The company is also growing its milling capacity by two mills, adding to the four it has by the expected purchase of Eel River Sawmills Inc. Whether the company can really keep that many saws turning with the number of logs it's felling -- it has been importing logs for this purpose -- is anybody's guess.
"It's time for anti-forestry activists to get off their tired horse and participate in the process, and be dedicated to finding solutions," said California Forestry Association spokesman Chris Nance.
Nance said that the activists are "out of step with main stream thinking," and instead of cooperating to make things better have committed themselves to destroying the Headwaters agreement.
The Reserve
While the progress of the agreement is up in the air, something of a jewel shines in the rubble: the reserve itself.
The $480 million went to purchase the main 7,400-acre reserve outside Fortuna, and two smaller parcels: the 1,200-acre Owl Creek -- just bought for $67 million -- and the approximately 1,000-acre Grizzly Creek, which has yet to be exchanged.

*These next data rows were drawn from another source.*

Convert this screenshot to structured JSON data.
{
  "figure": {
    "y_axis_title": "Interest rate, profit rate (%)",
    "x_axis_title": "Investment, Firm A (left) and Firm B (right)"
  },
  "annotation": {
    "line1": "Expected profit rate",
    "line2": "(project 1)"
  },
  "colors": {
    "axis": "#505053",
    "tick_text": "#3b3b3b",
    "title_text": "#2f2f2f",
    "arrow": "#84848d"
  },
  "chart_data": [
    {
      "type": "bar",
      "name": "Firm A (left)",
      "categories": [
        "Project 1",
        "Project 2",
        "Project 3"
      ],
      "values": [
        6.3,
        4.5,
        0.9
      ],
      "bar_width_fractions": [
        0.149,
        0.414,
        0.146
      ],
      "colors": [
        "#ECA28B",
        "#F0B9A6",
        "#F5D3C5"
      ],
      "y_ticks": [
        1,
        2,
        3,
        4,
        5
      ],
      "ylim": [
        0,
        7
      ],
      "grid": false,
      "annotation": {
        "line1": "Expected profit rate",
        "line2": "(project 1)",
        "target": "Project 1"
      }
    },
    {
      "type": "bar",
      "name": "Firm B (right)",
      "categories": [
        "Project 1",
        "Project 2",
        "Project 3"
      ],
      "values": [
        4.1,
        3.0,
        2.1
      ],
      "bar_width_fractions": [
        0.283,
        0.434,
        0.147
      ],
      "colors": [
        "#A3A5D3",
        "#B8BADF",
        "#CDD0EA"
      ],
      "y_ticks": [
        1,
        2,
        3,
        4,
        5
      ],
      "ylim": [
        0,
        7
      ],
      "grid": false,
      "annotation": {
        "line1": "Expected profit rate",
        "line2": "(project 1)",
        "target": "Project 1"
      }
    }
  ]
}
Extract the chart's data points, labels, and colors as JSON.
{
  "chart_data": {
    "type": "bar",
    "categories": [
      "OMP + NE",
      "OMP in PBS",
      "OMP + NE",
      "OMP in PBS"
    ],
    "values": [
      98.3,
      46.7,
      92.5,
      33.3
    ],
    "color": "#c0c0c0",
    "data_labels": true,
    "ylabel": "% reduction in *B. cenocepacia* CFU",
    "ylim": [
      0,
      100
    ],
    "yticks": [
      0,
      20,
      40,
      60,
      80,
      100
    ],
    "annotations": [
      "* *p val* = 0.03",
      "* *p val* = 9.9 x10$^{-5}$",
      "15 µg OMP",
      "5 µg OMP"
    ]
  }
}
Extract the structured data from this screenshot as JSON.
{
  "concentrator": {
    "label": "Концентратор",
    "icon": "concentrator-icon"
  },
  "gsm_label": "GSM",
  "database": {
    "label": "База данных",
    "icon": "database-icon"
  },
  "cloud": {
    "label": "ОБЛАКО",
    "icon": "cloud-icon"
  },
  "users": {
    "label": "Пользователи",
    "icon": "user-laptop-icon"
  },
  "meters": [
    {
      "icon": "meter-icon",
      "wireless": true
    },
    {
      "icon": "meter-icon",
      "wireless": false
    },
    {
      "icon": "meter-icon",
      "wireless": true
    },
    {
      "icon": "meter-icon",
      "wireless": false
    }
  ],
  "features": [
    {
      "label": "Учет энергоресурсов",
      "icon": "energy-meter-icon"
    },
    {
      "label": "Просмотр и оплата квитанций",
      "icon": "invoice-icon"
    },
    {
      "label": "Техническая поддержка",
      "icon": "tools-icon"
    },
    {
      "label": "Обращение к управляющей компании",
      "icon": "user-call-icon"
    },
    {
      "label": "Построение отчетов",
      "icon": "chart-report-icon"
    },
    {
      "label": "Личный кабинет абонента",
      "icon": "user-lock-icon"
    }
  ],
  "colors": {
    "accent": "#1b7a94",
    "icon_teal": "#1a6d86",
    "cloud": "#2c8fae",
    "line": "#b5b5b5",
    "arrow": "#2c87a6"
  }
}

The U.S. Bureau of Land Management has been allowing limited access into the Headwaters reserve, and plans are being developed on just how the public should be allowed to use it.
Last year, more than 2,500 visitors signed in at the Elk River trail head at the north end of the reserve. The bureau reports that 78 percent of those were Humboldt County residents. About 600 people signed up for guided hikes at the southern end of the reserve, where one can come close to the big trees of Headwaters lore.
"There are some trying times, of course," said bureau resource specialist Dan Averil, who said that he believes the purchase was a good deal.
Protection of habitat for federally protected marbled murrelets and the northern spotted owls is being achieved, Averil said. And still, there has not been a fence put around it to lock it up, he said. The ecological sanctuary, Averil said, is an opportunity to educate the public, too.
Perhaps it's just too early to tell, too soon to know what the complicated agreement really meant. Doubtless, it's imperative that solutions be found to the ongoing disputes. What those solutions are, not surprisingly, would depend on who you ask.